It's tough for us to watch Sanofi-Aventis (NYSE: SNY) dance with a Genzyme (NASDAQ: GENZ) bid without thinking about politics. Just like presidents who are maneuvering for a favorable position, Sanofi CEO Chris Viehbacher (photo) is saying little in public--but just enough to keep the talk coming. He even issued the sort of "non-denial denial" politicians specialize in at today's earnings conference.
Meanwhile, in time-honored White House fashion, folks "close to the deal" are leaking plenty to the press. The latest is that Sanofi is readying a formal offer--a so-called "bear hug" letter that hints at a potential hostile bid--of up to $70 per share for Genzyme. But as sources tell the Wall Street Journal, an offer pleasing to Genzyme's board would approach $75 instead.

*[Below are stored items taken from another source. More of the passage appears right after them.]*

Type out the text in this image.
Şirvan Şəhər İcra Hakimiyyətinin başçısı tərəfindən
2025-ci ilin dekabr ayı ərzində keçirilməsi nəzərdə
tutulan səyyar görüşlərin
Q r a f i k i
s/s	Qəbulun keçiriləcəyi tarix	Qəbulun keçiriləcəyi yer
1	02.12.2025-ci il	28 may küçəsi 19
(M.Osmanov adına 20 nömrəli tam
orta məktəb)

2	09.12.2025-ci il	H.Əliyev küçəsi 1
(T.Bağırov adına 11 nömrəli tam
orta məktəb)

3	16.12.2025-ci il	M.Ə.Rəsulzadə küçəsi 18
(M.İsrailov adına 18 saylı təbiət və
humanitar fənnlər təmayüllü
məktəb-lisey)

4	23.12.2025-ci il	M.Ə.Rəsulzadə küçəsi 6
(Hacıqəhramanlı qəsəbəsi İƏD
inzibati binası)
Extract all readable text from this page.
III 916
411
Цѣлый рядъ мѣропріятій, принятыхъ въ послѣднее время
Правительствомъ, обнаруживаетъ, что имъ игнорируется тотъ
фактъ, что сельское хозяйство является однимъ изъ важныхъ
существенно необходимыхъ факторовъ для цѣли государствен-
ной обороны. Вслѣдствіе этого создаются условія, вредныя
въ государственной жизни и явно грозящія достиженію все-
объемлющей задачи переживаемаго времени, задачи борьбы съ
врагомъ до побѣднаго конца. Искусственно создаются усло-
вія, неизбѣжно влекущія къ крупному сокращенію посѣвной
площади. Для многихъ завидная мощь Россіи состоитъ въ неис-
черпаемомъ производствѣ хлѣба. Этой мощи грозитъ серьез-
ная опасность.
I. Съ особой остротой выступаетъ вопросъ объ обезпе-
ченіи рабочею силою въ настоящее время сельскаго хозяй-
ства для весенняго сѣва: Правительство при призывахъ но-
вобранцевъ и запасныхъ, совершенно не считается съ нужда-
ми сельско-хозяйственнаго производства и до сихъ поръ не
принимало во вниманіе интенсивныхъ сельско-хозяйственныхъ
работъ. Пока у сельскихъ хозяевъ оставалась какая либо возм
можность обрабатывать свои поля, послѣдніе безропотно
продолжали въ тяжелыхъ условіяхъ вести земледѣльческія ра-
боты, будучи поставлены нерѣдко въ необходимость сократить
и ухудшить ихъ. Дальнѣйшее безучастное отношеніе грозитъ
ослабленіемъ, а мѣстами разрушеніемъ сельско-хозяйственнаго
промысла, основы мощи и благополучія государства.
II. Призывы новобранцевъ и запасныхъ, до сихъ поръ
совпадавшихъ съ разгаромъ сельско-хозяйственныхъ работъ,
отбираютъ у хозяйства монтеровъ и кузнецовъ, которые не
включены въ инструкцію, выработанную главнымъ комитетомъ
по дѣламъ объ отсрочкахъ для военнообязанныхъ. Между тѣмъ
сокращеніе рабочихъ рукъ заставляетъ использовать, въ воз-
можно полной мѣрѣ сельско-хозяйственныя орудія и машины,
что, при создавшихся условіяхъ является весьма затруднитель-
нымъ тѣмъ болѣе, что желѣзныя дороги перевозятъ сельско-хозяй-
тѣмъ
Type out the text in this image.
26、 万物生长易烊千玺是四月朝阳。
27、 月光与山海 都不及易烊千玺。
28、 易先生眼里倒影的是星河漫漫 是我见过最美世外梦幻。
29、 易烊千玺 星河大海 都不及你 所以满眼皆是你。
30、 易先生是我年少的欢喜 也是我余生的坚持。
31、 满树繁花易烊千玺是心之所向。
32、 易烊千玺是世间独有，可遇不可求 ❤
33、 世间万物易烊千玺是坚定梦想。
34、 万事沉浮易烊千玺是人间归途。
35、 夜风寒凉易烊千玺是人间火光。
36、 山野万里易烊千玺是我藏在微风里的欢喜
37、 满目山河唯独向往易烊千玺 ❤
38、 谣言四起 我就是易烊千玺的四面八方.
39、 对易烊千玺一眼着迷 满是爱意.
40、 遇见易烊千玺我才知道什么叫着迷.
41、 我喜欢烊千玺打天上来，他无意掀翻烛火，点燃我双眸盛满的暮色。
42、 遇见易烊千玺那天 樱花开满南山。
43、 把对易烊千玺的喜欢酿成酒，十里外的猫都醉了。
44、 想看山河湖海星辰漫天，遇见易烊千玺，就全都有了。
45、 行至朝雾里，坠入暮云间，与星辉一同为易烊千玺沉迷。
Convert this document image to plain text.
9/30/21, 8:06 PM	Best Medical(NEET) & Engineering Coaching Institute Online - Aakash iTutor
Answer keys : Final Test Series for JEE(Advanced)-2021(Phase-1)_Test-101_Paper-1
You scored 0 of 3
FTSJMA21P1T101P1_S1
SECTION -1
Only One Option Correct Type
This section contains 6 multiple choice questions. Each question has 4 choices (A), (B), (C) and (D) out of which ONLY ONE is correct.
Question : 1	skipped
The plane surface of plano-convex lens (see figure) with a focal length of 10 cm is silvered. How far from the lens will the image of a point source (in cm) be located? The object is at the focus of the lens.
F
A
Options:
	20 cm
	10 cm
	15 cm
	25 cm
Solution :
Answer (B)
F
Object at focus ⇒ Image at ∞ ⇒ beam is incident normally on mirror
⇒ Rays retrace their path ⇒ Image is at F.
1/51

And in an example of Viehbacher's tap dance on the subject, he almost simultaneously quashed suggestions that he'd overbid--"We are under no pressure to do a deal," he tells Reuters, specifically using the word "disciplined"--and hinted that he might pay plenty for the right acquisition. He could even surpass his new $20 billion upper limit on an acceptable deal, "We are obviously opportunistic, the group has the financial muscle," he says.
Likewise, in an interview with the Financial Times, Viehbacher emphasizes that one of his top three priorities is external growth, saying he likes "opportunities" that aren't too big to be easily integrated. And he tantalizingly adds "The core issue is not the price but what we can add."